Близ Трухильо в Испании Жером встретил нескольких земляков, одним из которых оказался старый друг его семьи. Лоретта Пермон, теперь мадам Жюно, сопровождавшая своего мужа со специальной миссией в Португалию, поразилась, когда Жюно пришел к ней с сообщением, что только что встретил Жерома Бонапарта, направлявшегося в Милан. Жюно, сердечный человек, глубоко переживал за этого парня и пригласил его на завтрак, но Лоретта была расстроена, обнаружив, что она принимала человека, совершенно отличного от того молодого весельчака, которого она встречала в доме своей матери в Париже. Его живое выражение лица, как заметила она, сменило отражение печальной меланхолии, в нем явно происходила страшная борьба с собственным самосознанием. Когда же Жюно стал убеждать его забыть американскую девицу и заключить мир с императором, Жером вспылил: «Даже при признании, что я совершил ошибку, на чью же голову падет наказание? На голову моей бедной, невинной жены! Наверное, мой брат не станет приводить в ярость чувства одной из наиболее уважаемых семей в Америке!» Затем он показал миниатюрный портрет Елизаветы. И Жюно, который недавно был влюблен в Полину Бонапарт и разочаровался в ней и которому вскоре предстояло стать жертвой ее сестры Каролины, сделал замечание о схожести этой девушки с сестрами Жерома. «Я лишь хотел бы, чтобы мой брат согласился повидать ее, — добавил Жером. — Если он это сделает, то, по моему убеждению, ее триумф станет столь же полным, как и у жены Люсьена Кристины, которую император отвергал, но в конечном счете она ему понравилась, так же как и другие его невестки». Жюно ничего не сказал на это, сознавая, что перспектива приведения в ярость уважаемой в Америке семьи не удержала бы императора от неприятия его невестки, которую он не одобрил с первого раза. Прошли те дни, когда он мог себе позволить делать лучшее из плохой работы, как это произошло с Кристиной Бойер, и это вполне подтверждалось его отношением ко второй жене Люсьена.

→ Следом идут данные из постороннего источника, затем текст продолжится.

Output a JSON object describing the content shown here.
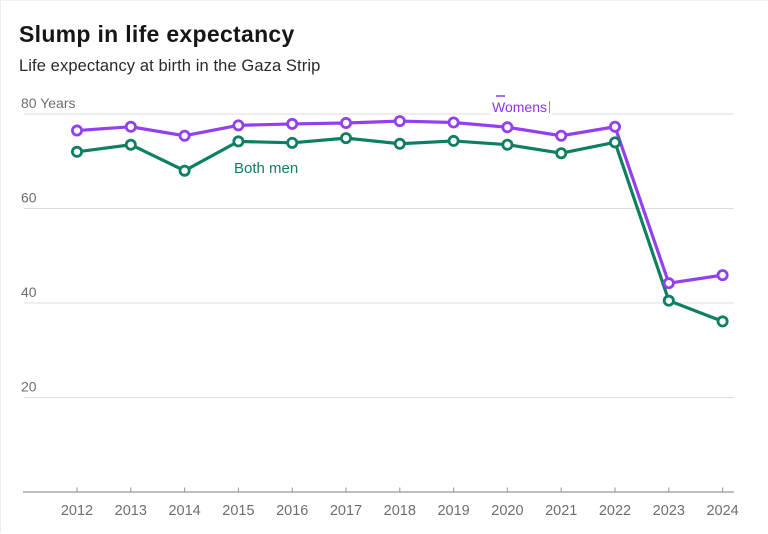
{
  "chart_data": {
    "type": "line",
    "title": "Slump in life expectancy",
    "subtitle": "Life expectancy at birth in the Gaza Strip",
    "xlabel": "",
    "ylabel": "Years",
    "x": [
      2012,
      2013,
      2014,
      2015,
      2016,
      2017,
      2018,
      2019,
      2020,
      2021,
      2022,
      2023,
      2024
    ],
    "series": [
      {
        "name": "Both men",
        "color": "#0e7f63",
        "values": [
          72.0,
          73.5,
          68.0,
          74.2,
          73.9,
          74.9,
          73.7,
          74.3,
          73.5,
          71.7,
          74.0,
          40.5,
          36.1
        ]
      },
      {
        "name": "Womens",
        "color": "#9340ee",
        "values": [
          76.5,
          77.3,
          75.4,
          77.6,
          77.9,
          78.1,
          78.5,
          78.2,
          77.2,
          75.4,
          77.3,
          44.2,
          45.9
        ]
      }
    ],
    "yticks": [
      {
        "value": 80,
        "label": "80 Years"
      },
      {
        "value": 60,
        "label": "60"
      },
      {
        "value": 40,
        "label": "40"
      },
      {
        "value": 20,
        "label": "20"
      }
    ],
    "ylim": [
      0,
      84
    ],
    "grid": true,
    "legend_position": "inline-labels",
    "annotations": [
      {
        "id": "womens",
        "text": "Womens",
        "x": 489,
        "y": 98,
        "color": "#8d35e8",
        "cursor": true,
        "handle": true
      },
      {
        "id": "both-men",
        "text": "Both men",
        "x": 233,
        "y": 160,
        "color": "#0e7f63",
        "cursor": false,
        "handle": false
      }
    ],
    "colors": {
      "gridline": "#dddddd",
      "axis": "#969696",
      "tick_label": "#6e6e6e",
      "background": "#ffffff"
    }
  }
}
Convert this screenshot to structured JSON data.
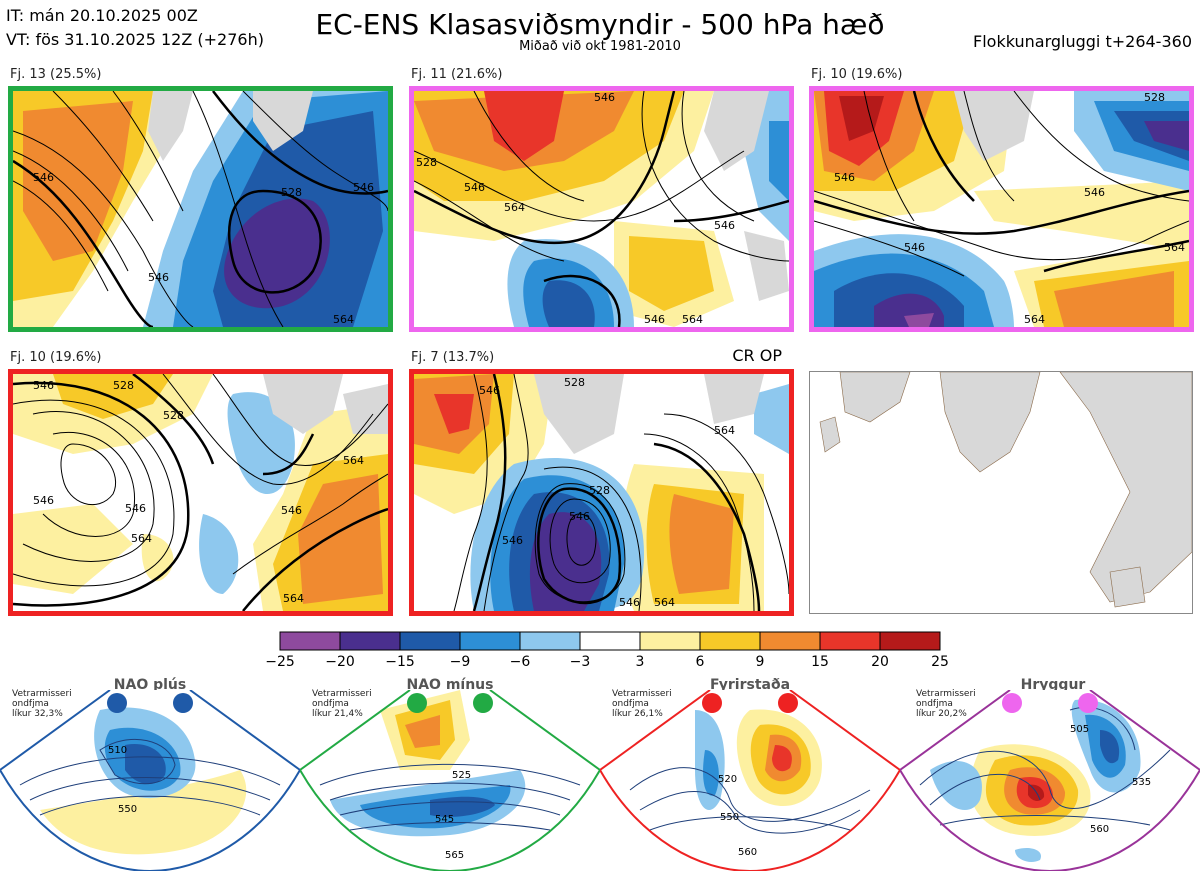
{
  "header": {
    "it_line": "IT: mán 20.10.2025 00Z",
    "vt_line": "VT: fös 31.10.2025 12Z  (+276h)",
    "title": "EC-ENS Klasasviðsmyndir - 500 hPa hæð",
    "subtitle": "Miðað við okt 1981-2010",
    "window": "Flokkunargluggi t+264-360"
  },
  "panels": [
    {
      "label": "Fj. 13 (25.5%)",
      "border_color": "#22aa44",
      "contours": [
        "546",
        "528",
        "546",
        "564",
        "546"
      ]
    },
    {
      "label": "Fj. 11 (21.6%)",
      "border_color": "#ee66ee",
      "contours": [
        "546",
        "528",
        "546",
        "564",
        "546",
        "546",
        "564"
      ]
    },
    {
      "label": "Fj. 10 (19.6%)",
      "border_color": "#ee66ee",
      "contours": [
        "528",
        "546",
        "546",
        "564",
        "546",
        "564"
      ]
    },
    {
      "label": "Fj. 10 (19.6%)",
      "border_color": "#ee2222",
      "contours": [
        "546",
        "528",
        "528",
        "546",
        "546",
        "564",
        "546",
        "564",
        "564"
      ]
    },
    {
      "label": "Fj. 7 (13.7%)",
      "border_color": "#ee2222",
      "contours": [
        "546",
        "528",
        "528",
        "546",
        "546",
        "564",
        "546",
        "564"
      ]
    }
  ],
  "cr_op": "CR OP",
  "colorbar": {
    "ticks": [
      "−25",
      "−20",
      "−15",
      "−9",
      "−6",
      "−3",
      "3",
      "6",
      "9",
      "15",
      "20",
      "25"
    ],
    "colors": [
      "#8e4a9e",
      "#4a2f8e",
      "#1f5aa8",
      "#2d8fd6",
      "#8ec8ee",
      "#ffffff",
      "#fdf0a0",
      "#f7c928",
      "#f08a30",
      "#e8352a",
      "#b51a1a"
    ]
  },
  "regimes": [
    {
      "name": "NAO plús",
      "dot_color": "#1f5aa8",
      "border_color": "#1f5aa8",
      "prob_lines": [
        "Vetrarmisseri",
        "ondfjma",
        "líkur 32,3%"
      ],
      "contours": [
        "510",
        "550"
      ]
    },
    {
      "name": "NAO mínus",
      "dot_color": "#22aa44",
      "border_color": "#22aa44",
      "prob_lines": [
        "Vetrarmisseri",
        "ondfjma",
        "líkur 21,4%"
      ],
      "contours": [
        "525",
        "545",
        "565"
      ]
    },
    {
      "name": "Fyrirstaða",
      "dot_color": "#ee2222",
      "border_color": "#ee2222",
      "prob_lines": [
        "Vetrarmisseri",
        "ondfjma",
        "líkur 26,1%"
      ],
      "contours": [
        "520",
        "550",
        "560"
      ]
    },
    {
      "name": "Hryggur",
      "dot_color": "#ee66ee",
      "border_color": "#993399",
      "prob_lines": [
        "Vetrarmisseri",
        "ondfjma",
        "líkur 20,2%"
      ],
      "contours": [
        "505",
        "535",
        "560"
      ]
    }
  ]
}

Жером достиг Турина 24 апреля. Он, вероятно, спешил по отвратительным дорогам Испании, так как преодолел расстояние за пятнадцать дней. Из Турина он послал жалобное воззвание к своему брату, а затем прибыл в Италию, ожидая его коронации в качестве итальянского короля. Но Наполеон отказался принимать его до того, как он даст обещание, что готов уступить. В течение одиннадцати дней Жером рассматривал альтернативу: безоговорочная капитуляция или ссылка и возможный арест как дезертира. В конечном счете, упомянув о «душевных оговорках», он сдался, и Наполеон позволил ему продолжить путь в Александрию. В письме, написанном ему из этого города, Наполеон указывал: «…в твоем поведении нет таких ошибок, которые бы не сглаживали в моих глазах твое искреннее раскаяние. Твой союз с мисс Патерсон ничего из себя не представляет и по религии, и по закону. Напиши же ей и скажи, чтобы она возвращалась в Америку. Я предоставлю ей пенсию в 60 000 франков пожизненно при условии, что она ни в коем случае не будет носить моего имени, на которое у нее нет никаких прав, поскольку ее брака не существовало. При аннулировании таким образом твоей женитьбы по твоей собственной воле я восстановлю к тебе свою дружбу и, возможно, те чувства, которые я испытывал к тебе со времени твоего детства». В тот же день Наполеон написал Элизе, а также морскому министру, информируя их обоих, что Жером признал свою ошибку и что Елизавета теперь дезавуирована.
Первые слова при встрече двух братьев, как и полагается, принадлежали Наполеону: «Ты, сир, являешься первым из твоей семьи, который позорно покинул свой пост. С твоей стороны потребуется много впечатляющих действий, чтобы стереть такое пятно с твоей репутации. Что же касается твоего любовного приключения с твоей девочкой, я игнорирую его!» Затем Жером был отправлен с морской миссией в Геную, а через несколько дней назначен капитаном 44-пушечного корабля «Помон», на котором ему предстояло курсировать в прибрежных водах в эскадре из четырех других кораблей. Дело Патерсон было завершено.
Девочка Жерома, которую по-разному именовали: то «мадам Бонапарт», то «миссис Патерсон», то «та личность», прибыла в Амстердам 1 мая, через три недели после того, как она рассталась с Жеромом в Лиссабоне. Елизавета обнаружила, что была вблизи Голландии, но бригу, на котором она плыла, было приказано стоять без связи с берегом. В течение последующих восьми дней все находившиеся на его борту фактически были узниками, пребывавшими под присмотром двух военных кораблей. Только после вмешательства американского представителя в Амстердаме бригу было позволено поднять якорь и уплыть в Англию.